In today's New York Post, a 911 operator gives a brutally honest an in-depth look as to what it's like working as a 911 dispatch operator in one of the busiest emergency call centers in the country.
It's eye-opening. It's unnerving. It's actually shocking.
When the system freezes up, they have to reboot their computers, wait minutes and in the meantime revert to pen and paper. According to the article, the system crashed nine times last week alone.
"They throw slips of paper at you. You have to make sure the information goes in the right spot on the forms. It’s so time-consuming. You have to jot down what the caller tells you, the address verification, the cross streets, the nature of the call, the codes — cardiac, crime in progress, bomb threat."
Here is one awful thought: What happens if, because of the system crashing, emergency medical services are delayed to a caller who expects prompt service?
"How many lives can you lose in a minute? Sometimes we get it wrong, too. Once the address an operator thought she heard was for the wrong borough. A baby wasn’t breathing. The baby died."
One of the most important functions a municipality has is in providing emergency medical services. The citizens of our great city rely on police and fire to help them in their time of need. What happens though when those lines of communication between a caller desperately needing help are not transmitted in a timely fashion?
What happens if someone's health deteriorates significantly because of a delay in reaching qualified emergency medical services?
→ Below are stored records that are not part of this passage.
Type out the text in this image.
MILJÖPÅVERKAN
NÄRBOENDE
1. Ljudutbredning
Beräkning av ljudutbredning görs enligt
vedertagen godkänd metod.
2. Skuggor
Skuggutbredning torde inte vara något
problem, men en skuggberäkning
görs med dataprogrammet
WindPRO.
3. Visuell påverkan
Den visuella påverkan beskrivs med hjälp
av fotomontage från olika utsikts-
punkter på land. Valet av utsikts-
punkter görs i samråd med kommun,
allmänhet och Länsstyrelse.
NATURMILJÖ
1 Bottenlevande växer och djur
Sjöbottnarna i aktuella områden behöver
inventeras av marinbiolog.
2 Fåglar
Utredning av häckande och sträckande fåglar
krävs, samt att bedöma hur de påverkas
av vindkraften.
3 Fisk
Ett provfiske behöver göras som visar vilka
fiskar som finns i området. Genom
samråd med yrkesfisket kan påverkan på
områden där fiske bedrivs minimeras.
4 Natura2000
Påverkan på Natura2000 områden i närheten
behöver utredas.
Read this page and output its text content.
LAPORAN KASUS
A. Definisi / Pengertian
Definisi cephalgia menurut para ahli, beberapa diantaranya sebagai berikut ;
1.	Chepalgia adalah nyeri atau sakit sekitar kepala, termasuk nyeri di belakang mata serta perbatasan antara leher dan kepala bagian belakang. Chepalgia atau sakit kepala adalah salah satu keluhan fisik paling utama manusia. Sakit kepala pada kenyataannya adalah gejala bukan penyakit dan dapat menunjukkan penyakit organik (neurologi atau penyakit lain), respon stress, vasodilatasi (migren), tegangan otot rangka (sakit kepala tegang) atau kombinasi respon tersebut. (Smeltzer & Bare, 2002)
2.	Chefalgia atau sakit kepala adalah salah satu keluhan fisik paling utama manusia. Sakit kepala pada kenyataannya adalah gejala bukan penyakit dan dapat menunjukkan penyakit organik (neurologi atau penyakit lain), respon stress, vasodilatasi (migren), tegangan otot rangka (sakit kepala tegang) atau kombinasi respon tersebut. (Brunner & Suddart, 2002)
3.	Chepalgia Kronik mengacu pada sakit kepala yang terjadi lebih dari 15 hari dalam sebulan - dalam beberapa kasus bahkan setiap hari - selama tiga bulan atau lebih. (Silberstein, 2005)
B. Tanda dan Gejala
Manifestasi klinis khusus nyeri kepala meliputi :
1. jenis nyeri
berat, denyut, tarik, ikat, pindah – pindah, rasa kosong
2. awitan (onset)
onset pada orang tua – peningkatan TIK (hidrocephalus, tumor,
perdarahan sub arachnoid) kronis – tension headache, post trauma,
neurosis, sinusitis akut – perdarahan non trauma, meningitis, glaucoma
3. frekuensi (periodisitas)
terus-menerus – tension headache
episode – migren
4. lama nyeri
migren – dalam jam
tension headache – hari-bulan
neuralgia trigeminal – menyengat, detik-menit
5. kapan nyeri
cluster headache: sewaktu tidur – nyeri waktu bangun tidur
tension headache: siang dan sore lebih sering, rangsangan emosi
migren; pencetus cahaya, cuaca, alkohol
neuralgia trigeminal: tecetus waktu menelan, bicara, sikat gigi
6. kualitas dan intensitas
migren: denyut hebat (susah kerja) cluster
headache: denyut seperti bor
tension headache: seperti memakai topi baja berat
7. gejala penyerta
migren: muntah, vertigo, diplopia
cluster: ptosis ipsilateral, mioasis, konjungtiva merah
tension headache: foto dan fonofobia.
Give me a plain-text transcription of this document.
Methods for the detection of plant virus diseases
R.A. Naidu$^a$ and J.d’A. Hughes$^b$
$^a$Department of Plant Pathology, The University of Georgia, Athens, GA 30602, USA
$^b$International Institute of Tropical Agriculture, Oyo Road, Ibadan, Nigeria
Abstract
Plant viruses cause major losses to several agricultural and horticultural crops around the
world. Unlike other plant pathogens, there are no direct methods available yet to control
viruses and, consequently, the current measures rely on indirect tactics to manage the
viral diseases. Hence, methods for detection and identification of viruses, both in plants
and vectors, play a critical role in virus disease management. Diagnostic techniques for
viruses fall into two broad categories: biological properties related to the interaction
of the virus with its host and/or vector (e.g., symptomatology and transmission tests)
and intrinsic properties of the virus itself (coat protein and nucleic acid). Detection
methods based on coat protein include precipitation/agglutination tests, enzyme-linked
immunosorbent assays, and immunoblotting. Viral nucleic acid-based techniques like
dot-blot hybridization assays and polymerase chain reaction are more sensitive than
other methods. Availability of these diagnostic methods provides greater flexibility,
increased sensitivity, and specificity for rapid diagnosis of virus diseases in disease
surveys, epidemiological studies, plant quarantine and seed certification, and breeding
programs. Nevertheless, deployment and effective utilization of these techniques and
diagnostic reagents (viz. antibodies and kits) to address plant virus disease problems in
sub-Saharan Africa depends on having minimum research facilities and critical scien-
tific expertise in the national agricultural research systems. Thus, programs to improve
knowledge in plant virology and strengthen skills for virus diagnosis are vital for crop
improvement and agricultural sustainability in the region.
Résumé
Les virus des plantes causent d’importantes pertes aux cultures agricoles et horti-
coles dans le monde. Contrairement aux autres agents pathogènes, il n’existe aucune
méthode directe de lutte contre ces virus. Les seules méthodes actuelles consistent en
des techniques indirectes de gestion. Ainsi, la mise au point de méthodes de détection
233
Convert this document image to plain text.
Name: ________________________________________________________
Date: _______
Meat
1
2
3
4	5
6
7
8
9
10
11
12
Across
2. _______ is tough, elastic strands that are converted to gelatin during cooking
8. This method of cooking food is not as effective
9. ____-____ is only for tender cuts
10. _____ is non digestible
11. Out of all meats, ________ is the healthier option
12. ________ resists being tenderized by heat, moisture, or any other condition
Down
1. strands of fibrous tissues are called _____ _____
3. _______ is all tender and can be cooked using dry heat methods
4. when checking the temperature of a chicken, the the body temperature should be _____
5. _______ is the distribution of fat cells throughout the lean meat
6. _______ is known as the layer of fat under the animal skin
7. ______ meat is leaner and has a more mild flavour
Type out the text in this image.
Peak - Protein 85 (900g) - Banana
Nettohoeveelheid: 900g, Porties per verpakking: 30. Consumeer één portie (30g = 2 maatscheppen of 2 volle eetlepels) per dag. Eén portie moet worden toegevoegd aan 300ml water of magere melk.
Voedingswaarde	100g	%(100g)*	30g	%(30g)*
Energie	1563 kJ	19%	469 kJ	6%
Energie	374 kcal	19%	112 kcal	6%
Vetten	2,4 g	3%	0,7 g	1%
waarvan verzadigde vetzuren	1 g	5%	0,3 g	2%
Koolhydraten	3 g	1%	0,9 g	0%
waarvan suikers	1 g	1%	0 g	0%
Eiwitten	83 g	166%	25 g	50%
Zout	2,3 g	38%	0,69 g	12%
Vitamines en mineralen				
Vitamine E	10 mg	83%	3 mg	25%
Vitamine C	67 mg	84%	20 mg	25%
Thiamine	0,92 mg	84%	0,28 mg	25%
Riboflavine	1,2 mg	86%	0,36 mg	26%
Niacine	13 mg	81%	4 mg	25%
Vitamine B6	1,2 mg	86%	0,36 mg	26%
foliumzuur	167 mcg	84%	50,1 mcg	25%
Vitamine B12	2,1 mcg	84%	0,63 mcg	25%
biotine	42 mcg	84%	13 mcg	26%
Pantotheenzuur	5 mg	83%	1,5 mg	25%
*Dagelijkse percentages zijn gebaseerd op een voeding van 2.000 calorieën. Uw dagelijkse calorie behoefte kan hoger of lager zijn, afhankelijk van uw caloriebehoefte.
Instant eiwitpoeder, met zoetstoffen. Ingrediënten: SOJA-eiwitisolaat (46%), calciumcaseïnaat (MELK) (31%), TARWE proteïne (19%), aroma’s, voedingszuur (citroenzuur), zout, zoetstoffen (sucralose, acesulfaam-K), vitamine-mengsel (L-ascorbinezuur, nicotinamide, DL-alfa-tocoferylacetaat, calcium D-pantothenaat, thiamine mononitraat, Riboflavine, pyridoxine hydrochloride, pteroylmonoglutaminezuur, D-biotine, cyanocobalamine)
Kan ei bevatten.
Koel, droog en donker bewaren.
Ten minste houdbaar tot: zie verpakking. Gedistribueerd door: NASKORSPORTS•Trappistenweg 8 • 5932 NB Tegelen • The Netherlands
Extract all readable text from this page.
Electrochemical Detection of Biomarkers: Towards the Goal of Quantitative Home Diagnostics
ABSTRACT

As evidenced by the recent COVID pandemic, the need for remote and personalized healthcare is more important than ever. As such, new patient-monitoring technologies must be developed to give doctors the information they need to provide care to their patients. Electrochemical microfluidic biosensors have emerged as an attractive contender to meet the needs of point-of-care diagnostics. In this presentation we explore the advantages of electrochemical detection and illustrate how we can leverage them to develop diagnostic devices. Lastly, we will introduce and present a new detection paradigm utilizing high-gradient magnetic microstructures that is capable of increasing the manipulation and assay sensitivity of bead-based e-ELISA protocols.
More importantly what happens if someone dies as a result of the delay caused by the screw-up?
Is there a valid basis to proceed forward with a negligence claim or a medical malpractice claim here in New York?
To answer that question, it's important to know exactly what the medical condition was and how medical condition was made worse as a result of the delay.
If the patient in distress died, one of the key ways that we prove how the delay in treatment made a difference is with information contained in the autopsy report to explain why the patient died.
An autopsy is an examination of a person's body after they have died. It is commonly done by a pathologist; a medical doctor who looks to see what the cause of death was.
Family members who are searching for answers often do not realize that an autopsy report can be a double-edged sword. Those looking to point blame at the FDNY, the 911 dispatch operator, or a delayed ambulance may soon realize that their loved one died from events unrelated to the delay.
On the other hand, there are instances where a delay of only minutes made the difference between life and death.
In order to prove that we are more likely right than wrong in a negligence case or even a medical malpractice case, we will need qualified medical experts such as a pathologist to explain how the delay in treatment exacerbated, made worse or made a significant difference with the patient's outcome.
The City of New York and the FDNY needs to address this significant problem immediately.
The lives of everyone who calls in seeking emergency assistance is on the line. Whether someone needs police assistance or emergency medical services and an ambulance to the closest emergency room, the failure to communicate information immediately and in a timely fashion can result in delays that can have life altering consequences.
We live in the greatest city in the world. Our 911 emergency call centers should run smoothly and efficiently. This article clearly shows there are inherent systemic problems that don't seem to be going away anytime soon. That's a problem for all people who live, work and visit the city of New York and five boroughs.